Artist: Augustus Saint-Gaudens (American, Dublin 1848–1907 Cornish, New Hampshire)
Date: 1883–86, cast 1899 or after
Dimensions: 30 1/2 x 18 1/2 x 13 in. (77.5 x 47 x 33 cm)
Credit Line: Bequest of Jacob Ruppert, 1939
Accession Number: 39.65.53
In 1881 Saint-Gaudens was commissioned by Chester W. Chapin, a railroad tycoon and congressman, to sculpt a large-scale bronze likeness of an ancestor, Deacon Samuel Chapin (1595-1675), one of the three founding fathers of Springfield, Massachusetts. The sculptor wrote in his "Reminiscences" that: "The statue…was to represent Deacon Samuel Chapin, but I developed it into an embodiment…of the 'Puritan.'" On Thanksgiving Day 1887, "The Puritan" was unveiled on Stearns Square in Springfield, at one end of a site designed by Stanford White. In "The Puritan," Saint-Gaudens successfully translated an abstract idea into three-dimensional form.

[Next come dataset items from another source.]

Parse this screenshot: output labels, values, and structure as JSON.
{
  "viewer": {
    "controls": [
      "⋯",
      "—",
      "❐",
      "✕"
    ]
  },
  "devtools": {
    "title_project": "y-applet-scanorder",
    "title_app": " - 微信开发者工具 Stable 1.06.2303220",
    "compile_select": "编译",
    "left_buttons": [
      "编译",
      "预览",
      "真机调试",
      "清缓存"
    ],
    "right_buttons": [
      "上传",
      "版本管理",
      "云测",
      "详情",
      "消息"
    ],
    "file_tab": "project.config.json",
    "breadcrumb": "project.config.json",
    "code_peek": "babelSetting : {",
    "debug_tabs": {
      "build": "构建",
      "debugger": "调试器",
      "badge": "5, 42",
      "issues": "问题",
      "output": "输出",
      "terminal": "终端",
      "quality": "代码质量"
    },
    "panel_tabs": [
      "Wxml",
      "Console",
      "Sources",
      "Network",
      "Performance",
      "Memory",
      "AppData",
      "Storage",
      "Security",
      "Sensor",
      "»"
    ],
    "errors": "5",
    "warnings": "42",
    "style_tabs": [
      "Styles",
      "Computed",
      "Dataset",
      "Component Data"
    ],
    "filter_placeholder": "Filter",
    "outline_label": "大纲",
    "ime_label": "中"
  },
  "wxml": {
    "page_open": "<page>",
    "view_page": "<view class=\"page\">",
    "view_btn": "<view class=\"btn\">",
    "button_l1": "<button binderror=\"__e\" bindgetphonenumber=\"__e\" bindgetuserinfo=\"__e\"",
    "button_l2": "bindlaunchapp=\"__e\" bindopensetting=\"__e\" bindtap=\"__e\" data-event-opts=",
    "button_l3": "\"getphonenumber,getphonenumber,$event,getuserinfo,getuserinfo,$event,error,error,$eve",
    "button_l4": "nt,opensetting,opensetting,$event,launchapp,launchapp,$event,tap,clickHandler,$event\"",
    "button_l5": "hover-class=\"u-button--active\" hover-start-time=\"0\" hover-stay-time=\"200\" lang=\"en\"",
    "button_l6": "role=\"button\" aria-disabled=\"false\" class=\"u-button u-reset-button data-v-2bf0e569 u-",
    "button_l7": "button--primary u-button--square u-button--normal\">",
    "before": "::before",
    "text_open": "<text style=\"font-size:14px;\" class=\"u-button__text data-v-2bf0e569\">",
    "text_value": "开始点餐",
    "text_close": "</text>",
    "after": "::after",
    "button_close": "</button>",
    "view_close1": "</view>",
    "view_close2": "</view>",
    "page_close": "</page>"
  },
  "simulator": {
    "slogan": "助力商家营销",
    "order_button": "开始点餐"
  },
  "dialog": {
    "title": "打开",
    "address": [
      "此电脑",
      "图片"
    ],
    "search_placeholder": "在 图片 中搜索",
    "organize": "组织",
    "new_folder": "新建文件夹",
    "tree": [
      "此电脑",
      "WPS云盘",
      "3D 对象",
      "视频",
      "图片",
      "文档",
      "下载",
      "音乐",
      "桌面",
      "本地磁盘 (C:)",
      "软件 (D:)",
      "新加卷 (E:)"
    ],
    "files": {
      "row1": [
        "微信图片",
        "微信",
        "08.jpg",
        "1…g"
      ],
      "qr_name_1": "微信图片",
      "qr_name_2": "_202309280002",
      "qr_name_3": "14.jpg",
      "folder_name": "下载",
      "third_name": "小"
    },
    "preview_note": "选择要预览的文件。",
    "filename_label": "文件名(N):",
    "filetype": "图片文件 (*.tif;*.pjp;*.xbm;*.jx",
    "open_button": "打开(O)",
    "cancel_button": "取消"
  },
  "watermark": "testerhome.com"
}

Indeed, in "The Puritan" Saint-Gaudens dramatically conveyed the dedication, fortitude, and upright morals with which the founders of the Massachusetts Bay Colony were synonymous. Deacon Chapin grasps a Bible in studded binding under his left arm, as he strikes forward with a knotty walking stick across the pine-strewn New England wilderness, symbolized by a few scattered branches on the base. His voluminous cape with curling collar envelops his figure. The broad brim of the buckled steeple hat casts a deep shadow over the deacon's eyes and echoes the wide mouth and square jaw. About 1894, Saint-Gaudens resolved to make reductions after the full-size "Puritan," because of the statue's popularity and for the income he would derive. Located reductions, which number more than twenty-five, reveal minor alterations to the figure, which at once add energy and soften the facial expression.